In 1878 schonk iemand die onbekend wenste te blijven ƒ 50.000,-; in 1883 kwam van een andere N.N. ƒ 27-000,- binnen en toen Ds. Hasebroek in 1882 zijn. 70ste verjaardag vierde, brachten zijn vrienden en vereerders de som van ƒ 18.000,- voor de kerkbouw bijeen. Op 31 jan. 1879 verrichtte Ds. Hasebroek de eerste steenlegging voor het door architekt A.J. van Beek ontworpen gebouw.

Ruim 5 jaar zou het duren eer het bedehuis gereed was voor de eredienst en de aanvankelijk op f 175.000,- geschatte bouwkosten zouden achteraf ƒ 300.000,- bedragen. Breedvoerig werd in de kerkeraad gedelibereerd over een goede naam voor het nieuwe bedehuis, temeer omdat in dit opzicht tal van voorstellen ter tafel lagen zoals Geuzenkerk, Oranjekerk, Willemskerk, Prinsenkerk, Nassaukerk, Gedachteniskerk of Herinneringskerk. Tenslotte zou men op voorstel van het lid der bouwkommissie Ds. N.H. de Graaf de naam Koepelkerk kiezen. Op 1 juni 1884, de Eerste Pinksterdag van dat jaar, werd het bouwwerk ingewijd door Ds. N.H. de Graaf. Aanvankelijk had men Ds. Hasebroek hiervoor gevraagd, maar deze meende met het oog op zijn gevorderde leeftijd deze taak te moeten delegeren aan zijn opvolger. In het begin konden de Amsterdammers maar moeilijk wennen aan het voor die tijd moderne typisch negentiende-eeuwse gebouw. De Amsterdamse hoogleraar in de godsdiensthistorie Prof.Dr. J.J. van Toorenenbergen meende dat de kerk niet bekroond werd door een koepel, maar door een omgekeerd wijnglas. Prof. Dr. A. Kuijper, die van 1870- 1874 Hervormd predikant was geweest in Amsterdam, had als ouderling nog veel sterkere kritiek. Volgens "Abraham de Geweldige" kon men hier niet spreken van een koepel omdat de architekt het bouwwerk aan de bovenzijde had voorzien van een "Pickelhaube", de punthelm die de militairen toen in vele Duitse deelstaten plachten te dragen. Langzamerhand ebde de kritiek weg; meer en meer gingen de Amsterdammers zich hechten aan hun Koepelkerk en niet minder aan haar interieur. Hiertoe behoorde onder meer de grote gedenkplaat aan de muur met het opschrift:

Ten jare 1578 op den 26 mei werd de Gereformeerde Gemeente te Amsterdam door de verdrijving der regenten van den Spaanschen en Roomsen druk bevrijd. SOLI DEO GLORIA Drie eeuwen later werd deze kerk gesticht tot dankzeggend aandenken.
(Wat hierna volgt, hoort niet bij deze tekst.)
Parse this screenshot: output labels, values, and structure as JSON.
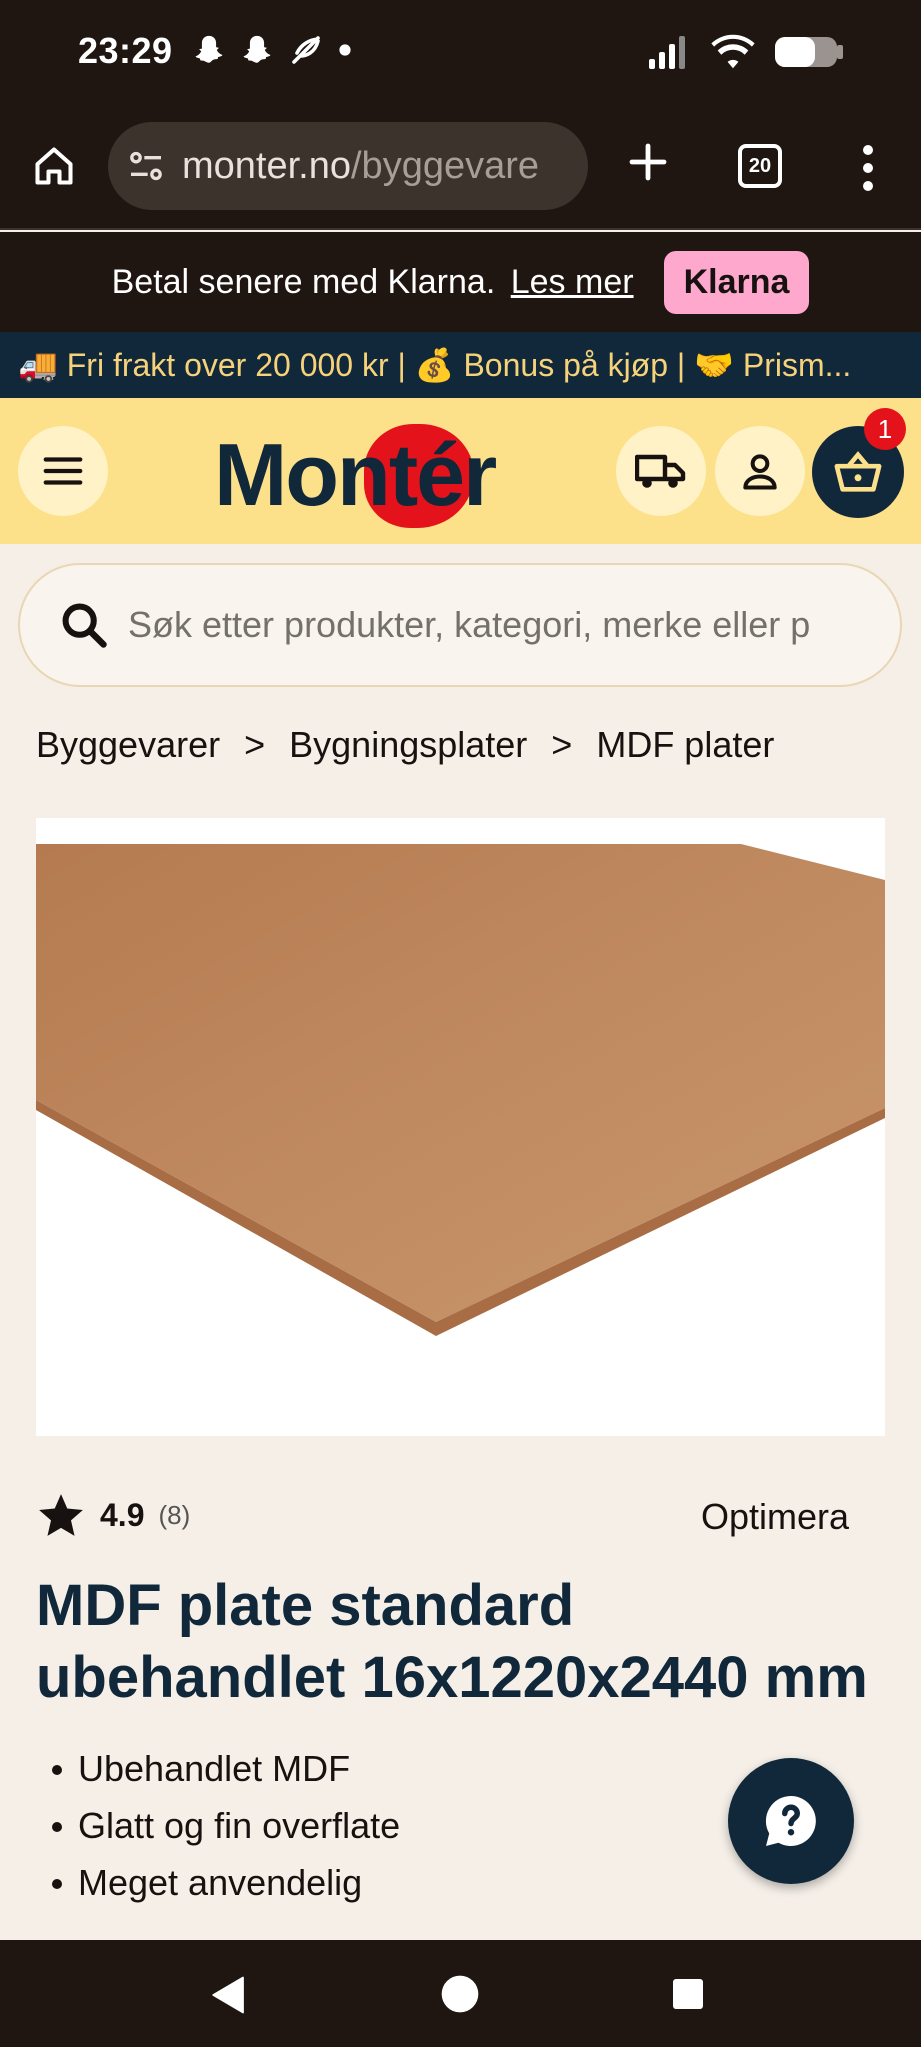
{
  "status_bar": {
    "time": "23:29"
  },
  "browser": {
    "url_host": "monter.no",
    "url_path": "/byggevare",
    "tab_count": "20"
  },
  "klarna": {
    "text": "Betal senere med Klarna.",
    "link": "Les mer",
    "badge": "Klarna"
  },
  "promo": {
    "text": "🚚 Fri frakt over 20 000 kr | 💰 Bonus på kjøp | 🤝 Prism..."
  },
  "header": {
    "logo": "Montér",
    "cart_count": "1"
  },
  "search": {
    "placeholder": "Søk etter produkter, kategori, merke eller p"
  },
  "breadcrumb": {
    "items": [
      "Byggevarer",
      "Bygningsplater",
      "MDF plater"
    ],
    "separator": ">"
  },
  "product": {
    "rating": "4.9",
    "rating_count": "(8)",
    "brand": "Optimera",
    "title": "MDF plate standard ubehandlet 16x1220x2440 mm",
    "features": [
      "Ubehandlet MDF",
      "Glatt og fin overflate",
      "Meget anvendelig"
    ]
  },
  "colors": {
    "dark": "#1f1612",
    "navy": "#10283a",
    "yellow": "#fde08a",
    "red": "#e4121b",
    "klarna_pink": "#ffa8cd"
  }
}
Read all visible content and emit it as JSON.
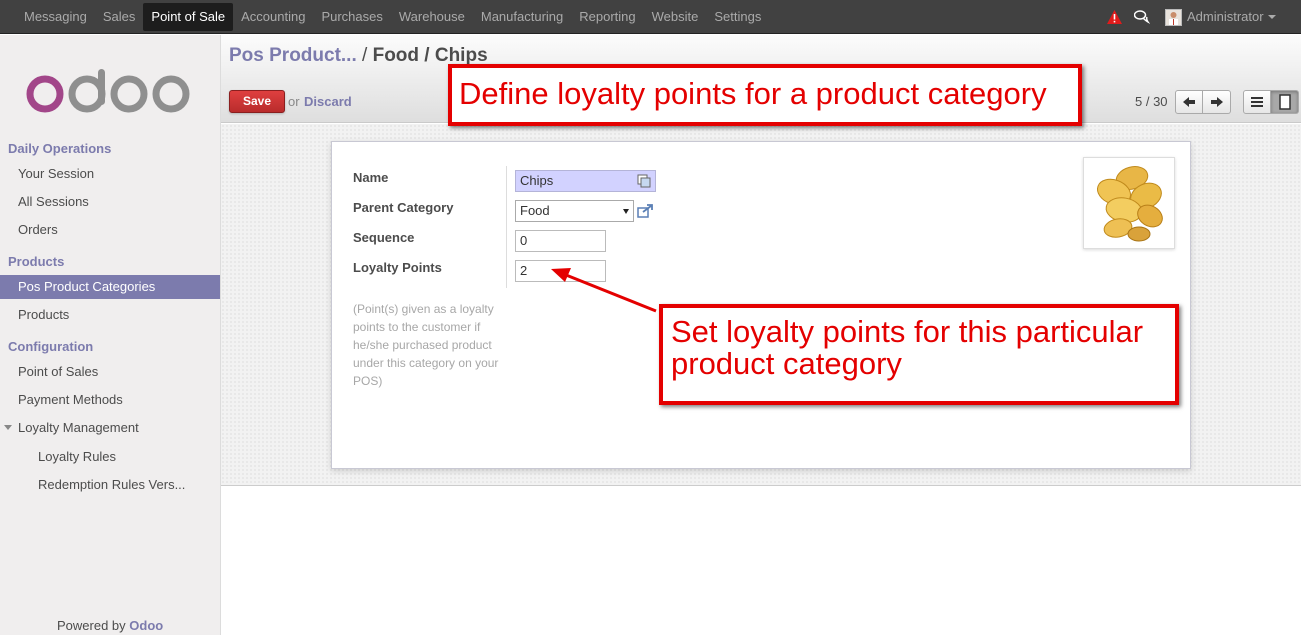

Een broeder der gemeente, die vier dagen na de inwijding der kerk overleed, schonk het doopvont en de leerlingen en oud-leerlingen van Ds. P. van Son, die in 1873 vanuit Nijmegen naar Amsterdam was gekomen en die twee jaar later met de Doleantie zou meegaan, gaven de kanselbijbel ten geschenke. Jarenlang was de Koepelkerk de plaats waar de pupillen van het Hervormde Weeshuis kerkten. Tussen 1882 en 1920 was deze instelling namelijk gevestigd in het gebouw aan de overzijde dat thans alweer sinds jaren het hoofdkantoor van het Gem. Energie Bedrijf huisvest. In de dertiger jarën bezochten duizenden in deze kerk de lezingen over Geloof en Wetenschap van Prof.Dr. A.H. de Hartog. Daarnaast werd het gebouw gebruikt voor proefpreken'en diskussies van het Theologisch Dispuutgezelschap "Sola Fide".

In de jaren van de Tweede Wereldoorlog was in de bijlokaliteiten van de Koepelkerk het hoofdkwartier gevestigd van de Binnenlandse Strijdkrachten. In maart 1943 vroeg Dr. J. Koopmans, Hervormd predikant te Amsterdam, aan koster II.F. Westerveld of deze hem enkele avonden per week aan een ruimte kon helpen waar men zich zou bezighouden met kerkhistorische studiën.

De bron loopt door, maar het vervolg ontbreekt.